Police who shot Wallace were improperly trained, says family

PHILADELPHIA (AP) – The footage from body-worn cameras that was taken as police responded to a call about Walter Wallace Jr showed him emerging from a house with a knife as relatives shout at officers about his mental health condition, a lawyer for the man’s family said on Thursday.

The video also shows Wallace became incapacitated after the first shot of 14 that two officers fired at him, said lawyer Shaka Johnson, describing footage he said police showed him and other members of Wallace’s family before a plan to release it and 911 calls publicly.

“I understand he had a knife, but that does not give you carte blanche to execute a man, quite frankly,” Johnson told reporters at a news conference outside Philadelphia City Hall. “What other than death did you intend when you shoot a man – each officer – seven times apiece?”

The family does not want the officers, who have not yet been publicly identified, to be charged with murder, Johnson said, because they were improperly trained and didn’t have the right equipment to do their job.

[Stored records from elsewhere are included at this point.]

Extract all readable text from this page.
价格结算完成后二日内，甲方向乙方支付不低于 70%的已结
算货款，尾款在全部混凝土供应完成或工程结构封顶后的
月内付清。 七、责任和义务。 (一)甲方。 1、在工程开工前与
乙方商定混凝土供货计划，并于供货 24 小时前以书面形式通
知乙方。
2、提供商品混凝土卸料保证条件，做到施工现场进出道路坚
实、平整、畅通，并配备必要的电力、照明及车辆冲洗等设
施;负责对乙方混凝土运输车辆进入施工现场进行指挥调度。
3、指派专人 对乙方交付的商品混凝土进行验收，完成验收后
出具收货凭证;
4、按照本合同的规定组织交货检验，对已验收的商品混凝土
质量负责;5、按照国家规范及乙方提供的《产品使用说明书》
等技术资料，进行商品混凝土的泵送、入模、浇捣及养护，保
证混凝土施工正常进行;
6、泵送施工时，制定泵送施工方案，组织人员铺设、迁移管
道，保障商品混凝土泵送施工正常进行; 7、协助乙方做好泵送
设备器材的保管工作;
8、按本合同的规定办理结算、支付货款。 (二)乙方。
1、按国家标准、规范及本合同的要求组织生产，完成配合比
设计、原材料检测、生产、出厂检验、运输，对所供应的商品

The video shows “instant panic” from officers whose training taught them only how to open fire, he said, noting he saw no viable attempt from officers to de-escalate the situation.

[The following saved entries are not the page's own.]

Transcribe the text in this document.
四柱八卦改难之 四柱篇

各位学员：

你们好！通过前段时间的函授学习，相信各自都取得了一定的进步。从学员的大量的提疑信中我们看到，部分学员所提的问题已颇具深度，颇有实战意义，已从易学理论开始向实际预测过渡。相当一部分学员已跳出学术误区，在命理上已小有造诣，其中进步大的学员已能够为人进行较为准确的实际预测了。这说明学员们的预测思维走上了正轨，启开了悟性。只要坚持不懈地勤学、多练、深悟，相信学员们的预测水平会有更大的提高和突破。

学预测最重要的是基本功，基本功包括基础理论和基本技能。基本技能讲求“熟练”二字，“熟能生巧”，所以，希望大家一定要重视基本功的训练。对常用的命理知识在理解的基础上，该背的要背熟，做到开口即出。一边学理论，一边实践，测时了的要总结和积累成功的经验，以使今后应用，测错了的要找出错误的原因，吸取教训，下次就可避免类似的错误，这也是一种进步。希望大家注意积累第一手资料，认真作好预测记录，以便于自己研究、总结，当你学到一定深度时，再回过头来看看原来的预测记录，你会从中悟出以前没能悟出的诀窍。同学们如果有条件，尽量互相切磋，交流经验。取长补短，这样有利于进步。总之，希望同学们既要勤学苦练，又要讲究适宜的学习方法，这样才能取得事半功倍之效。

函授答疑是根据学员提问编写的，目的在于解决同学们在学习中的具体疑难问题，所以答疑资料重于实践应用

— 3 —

A person is handcuffed and detained by police at 55th and Pine Street in Philadelphia, two days after Walter Wallace Jr was killed by police officers. PHOTO: AP

“What you will not see is a man with a knife lunging at anyone that would qualify as a reason to assassinate him,” Johnson said.

The mayor’s office said in a news release late Thursday that the body cam footage and the 911 audio would be released publicly by the end of next week.

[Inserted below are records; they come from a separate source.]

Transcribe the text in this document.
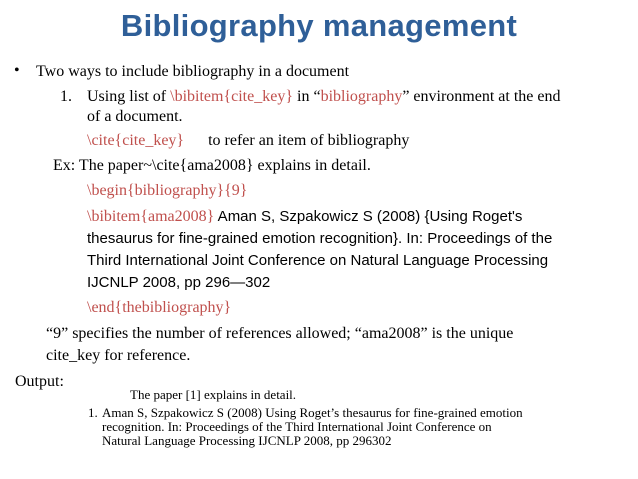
Bibliography management
• Two ways to include bibliography in a document
1. Using list of \bibitem{cite_key} in “bibliography” environment at the end
of a document.
\cite{cite_key} to refer an item of bibliography
Ex: The paper~\cite{ama2008} explains in detail.
\begin{bibliography}{9}
\bibitem{ama2008} Aman S, Szpakowicz S (2008) {Using Roget's
thesaurus for fine-grained emotion recognition}. In: Proceedings of the
Third International Joint Conference on Natural Language Processing
IJCNLP 2008, pp 296—302
\end{thebibliography}
“9” specifies the number of references allowed; “ama2008” is the unique
cite_key for reference.
Output:
The paper [1] explains in detail.
1. Aman S, Szpakowicz S (2008) Using Roget’s thesaurus for fine-grained emotion
recognition. In: Proceedings of the Third International Joint Conference on
Natural Language Processing IJCNLP 2008, pp 296302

Police also faced rebuke from Philadelphia leaders as the anguished city bemoaned the department’s response to a year of extraordinary, and sometimes violent, civil unrest.

The City Council, joining leaders of other cities, voted to block police from using tear gas, rubber bullets or pepper spray on peaceful protesters after hearing hours of testimony from people injured or traumatised by them.

“It was undisciplined, it was indiscriminate and it hurt a lot of people,” said Council Member Helen Gym, who introduced the bill.